DATASET META-LEARNING FROM KERNEL RIDGE-REGRESSION

Abstract

One of the most fundamental aspects of any machine learning algorithm is the training data used by the algorithm. We introduce the novel concept ofapproximation of datasets, obtaining datasets which are much smaller than or are significant corruptions of the original training data while maintaining similar model performance. We introduce a meta-learning algorithm called Kernel Inducing Points (KIP ) for obtaining such remarkable datasets, inspired by the recent developments in the correspondence between infinitely-wide neural networks and kernel ridge-regression (KRR). For KRR tasks, we demonstrate that KIP can compress datasets by one or two orders of magnitude, significantly improving previous dataset distillation and subset selection methods while obtaining state of the art results for MNIST and CIFAR-10 classification. Furthermore, our KIP -learned datasets are transferable to the training of finite-width neural networks even beyond the lazy-training regime, which leads to state of the art results for neural network dataset distillation with potential applications to privacy-preservation.

1. INTRODUCTION

Datasets are a pivotal component in any machine learning task.

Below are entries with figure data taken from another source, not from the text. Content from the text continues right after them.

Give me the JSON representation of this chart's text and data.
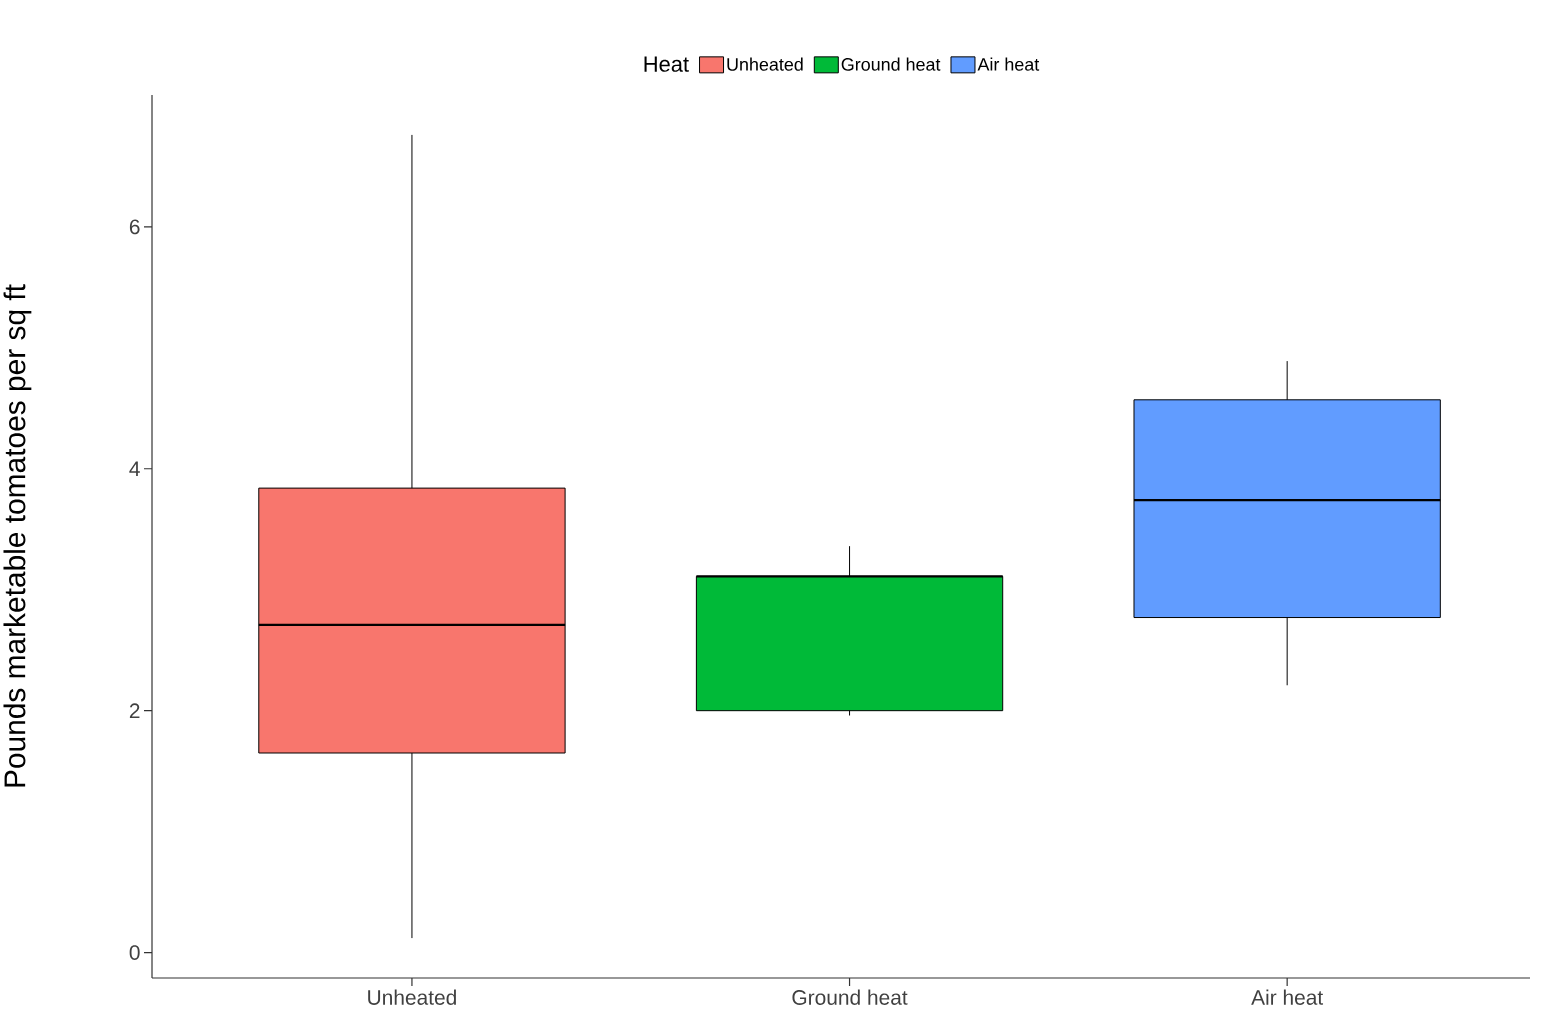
{
  "chart_data": {
    "type": "box",
    "ylabel": "Pounds marketable tomatoes per sq ft",
    "legend_title": "Heat",
    "legend": "top",
    "categories": [
      "Unheated",
      "Ground heat",
      "Air heat"
    ],
    "series": [
      {
        "name": "Unheated",
        "color": "#f8766d",
        "boxes": [
          {
            "low": 0.12,
            "q1": 1.65,
            "median": 2.71,
            "q3": 3.84,
            "high": 6.76
          },
          null,
          null
        ]
      },
      {
        "name": "Ground heat",
        "color": "#00ba38",
        "boxes": [
          null,
          {
            "low": 1.96,
            "q1": 2.0,
            "median": 3.11,
            "q3": 3.11,
            "high": 3.36
          },
          null
        ]
      },
      {
        "name": "Air heat",
        "color": "#619cff",
        "boxes": [
          null,
          null,
          {
            "low": 2.21,
            "q1": 2.77,
            "median": 3.74,
            "q3": 4.57,
            "high": 4.89
          }
        ]
      }
    ],
    "ylim": [
      -0.21,
      7.09
    ],
    "yticks": [
      0,
      2,
      4,
      6
    ],
    "grid": false
  }
}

Typically, a machine learning problem regards a dataset as given and uses it to train a model according to some specific objective. In this work, we depart from the traditional paradigm by instead optimizing a dataset with respect to a learning objective, from which the resulting dataset can be used in a range of downstream learning tasks. Our work is directly motivated by several challenges in existing learning methods. Kernel methods or instance-based learning (Vinyals et al., 2016; Snell et al., 2017; Kaya & Bilge, 2019) in general require a support dataset to be deployed at inference time. Achieving good prediction accuracy typically requires having a large support set, which inevitably increases both memory footprint and latency at inference time-the scalability issue. It can also raise privacy concerns when deploying a support set of original examples, e.g., distributing raw images to user devices. Additional challenges to scalability include, for instance, the desire for rapid hyper-parameter search (Shleifer & Prokop, 2019) and minimizing the resources consumed when replaying data for continual learning (Borsos et al., 2020) . A valuable contribution to all these problems would be to find surrogate datasets that can mitigate the challenges which occur for naturally occurring datasets without a significant sacrifice in performance.

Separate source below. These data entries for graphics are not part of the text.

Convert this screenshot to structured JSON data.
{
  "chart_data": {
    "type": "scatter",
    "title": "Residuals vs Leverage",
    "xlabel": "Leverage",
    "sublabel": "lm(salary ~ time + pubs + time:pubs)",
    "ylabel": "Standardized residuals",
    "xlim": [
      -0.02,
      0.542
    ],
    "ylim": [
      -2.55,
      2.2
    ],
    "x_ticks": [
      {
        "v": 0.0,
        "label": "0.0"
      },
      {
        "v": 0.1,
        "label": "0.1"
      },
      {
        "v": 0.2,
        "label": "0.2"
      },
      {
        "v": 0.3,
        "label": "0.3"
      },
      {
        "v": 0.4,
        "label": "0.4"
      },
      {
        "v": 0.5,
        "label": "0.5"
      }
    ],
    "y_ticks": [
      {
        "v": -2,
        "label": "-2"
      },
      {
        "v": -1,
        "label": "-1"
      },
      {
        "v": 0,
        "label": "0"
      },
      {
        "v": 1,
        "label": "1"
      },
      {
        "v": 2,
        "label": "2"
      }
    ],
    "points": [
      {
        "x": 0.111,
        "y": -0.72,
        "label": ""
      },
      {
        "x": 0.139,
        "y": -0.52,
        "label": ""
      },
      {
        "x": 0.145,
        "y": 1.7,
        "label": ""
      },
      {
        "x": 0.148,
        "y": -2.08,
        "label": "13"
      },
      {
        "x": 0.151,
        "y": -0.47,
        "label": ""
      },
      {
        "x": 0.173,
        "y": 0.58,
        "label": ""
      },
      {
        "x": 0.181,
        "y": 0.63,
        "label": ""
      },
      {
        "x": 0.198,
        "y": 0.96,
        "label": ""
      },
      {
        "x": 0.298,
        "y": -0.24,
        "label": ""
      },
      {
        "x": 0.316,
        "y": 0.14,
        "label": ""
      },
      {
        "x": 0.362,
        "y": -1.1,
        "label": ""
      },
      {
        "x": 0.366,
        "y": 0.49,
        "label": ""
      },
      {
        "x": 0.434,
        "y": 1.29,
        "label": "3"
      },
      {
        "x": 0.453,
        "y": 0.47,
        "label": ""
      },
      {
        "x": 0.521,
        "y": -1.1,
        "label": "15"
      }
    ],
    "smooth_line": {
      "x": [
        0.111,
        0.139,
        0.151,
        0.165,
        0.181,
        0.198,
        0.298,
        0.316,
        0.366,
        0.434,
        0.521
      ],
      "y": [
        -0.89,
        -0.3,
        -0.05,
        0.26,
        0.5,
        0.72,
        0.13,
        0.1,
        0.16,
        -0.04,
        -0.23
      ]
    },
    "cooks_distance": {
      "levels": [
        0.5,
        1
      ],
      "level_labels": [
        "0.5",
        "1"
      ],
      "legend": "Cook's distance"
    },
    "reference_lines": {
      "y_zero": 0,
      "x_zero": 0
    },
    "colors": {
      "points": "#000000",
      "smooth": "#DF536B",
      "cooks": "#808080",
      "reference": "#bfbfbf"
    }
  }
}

This suggests the following

Question: What is the space of datasets, possibly with constraints in regards to size or signal preserved, whose trained models are all (approximately) equivalent to some specific model? In attempting to answer this question, in the setting of supervised learning on image data, we discover a rich variety of datasets, diverse in size and human interpretability while also robust to model architectures, which yield high performance or state of the art (SOTA) results when used as training data. We obtain such datasets through the introduction of a novel meta-learning algorithm called Kernel Inducing Points (KIP ). Figure 1 shows some example images from our learned datasets.